Well, unfortunately my meeting with the social worker was cancelled again due to the weather. Unfortunately I had arranged for a sub at school and my school was OPEN. This gave me some stress because it means that I will now have to arrange for another sub and take another day off which is kind of hassle. But what can you do--you can't argue with mother nature! Our social worker did kindly offer to do an evening interview but I decided that I would rather take another day off and get this over with sooner. Now that we are pretty much finished with our profile we are anxious to get into the pool of waiting families.
Last night we went to a class offered by our agency designed to give you a better understanding of what to expect once you have been matched with a birth mother and the child is born but has not yet been released for adoption. Not surprisingly this is one of the most emotionally fraught and difficult times of the adoption process. And it is the time when birth mother's are most likely to change their mind about their adoption plan. The director of our agency said that it happens about 20% of the time in fact, a fairly daunting statistic. Overall it was good information filled with do's and don'ts for us to best support our birth mother and to try to make an incredibly difficult situation goes as smoothly as possible. There is no way that it won't be an angst ridden time for everyone. No matter how much we will want that baby to be our baby it won't, and at any time the birth mother has every right to decide to parent her baby herself.
The most important point that was made last night was one that has often crossed my mind as I imagine what it will be like to adopt our baby. This is the fact that the day that all of our dreams are coming true and we will finally be able to have the family we ached so long for, will also be day of unimaginable grief for the birth mother of our child. In almost all cases birth mother's make adoption plans not because they don't desperately love and want to care for their babies, but because they realize that the circumstances of their life don't allow them to. In all likelihood it is because she is too poor and too unsupported by our society to care for her own baby, that she will have chosen adoption for him or her, not because she does not want to be able to be a mother to her baby. Many adoptive parents have said that they were taken off guard by how deeply they were affected by the birth mother's grief. Driving away with a baby who's mother has just said had to day goodbye to him or her after she has nurtured this baby in her body for nine months is i an incredibly sad and difficult thing to do. In a horrible irony that makes my head and my heart hurt to think about it, our baby will probably come to us because we live in a culture that doesn't make it easy to care for a baby if you are poor. No easy access to health care, or childcare or housing or education are what usually make adoption the only viable choice for these women. And this is that will likely be fresh in our minds as we drive home from the hospital with our baby. Not excitement or euphoria over finally becoming parents, but grief.

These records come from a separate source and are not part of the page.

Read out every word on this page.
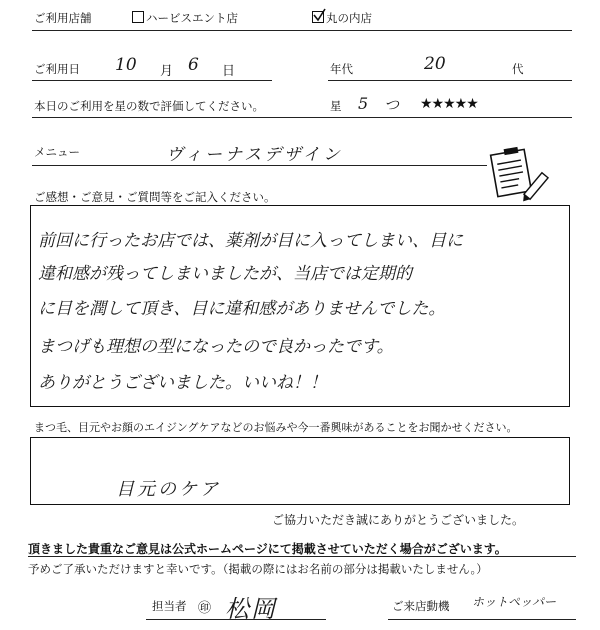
ご利用店舗	ハービスエント店	丸の内店
ご利用日 10 月 6 日	年代	20	代
本日のご利用を星の数で評価してください。	星 5 つ ★★★★★
メニュー	ヴィーナスデザイン
ご感想・ご意見・ご質問等をご記入ください。
前回に行ったお店では、薬剤が目に入ってしまい、目に
違和感が残ってしまいましたが、当店では定期的
に目を潤して頂き、目に違和感がありませんでした。
まつげも理想の型になったので良かったです。
ありがとうございました。いいね！！
まつ毛、目元やお顔のエイジングケアなどのお悩みや今一番興味があることをお聞かせください。
目元のケア
ご協力いただき誠にありがとうございました。
頂きました貴重なご意見は公式ホームページにて掲載させていただく場合がございます。
予めご了承いただけますと幸いです。（掲載の際にはお名前の部分は掲載いたしません。）
担当者 ㊞ 松岡	ご来店動機 ホットペッパー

Infertility comes with many losses and one of them will be the the opportunity to have a joyous celebration at the hospital when our child is born. That will come later of course, once the dust has settled and the papers are signed and the grief subsides. Instead we will need to focus on making the occasion as peaceful and dignified as we can for everyone involved, remembering that despite it's bitter sweetness it is and always will be the beginning of the story of our life with our child.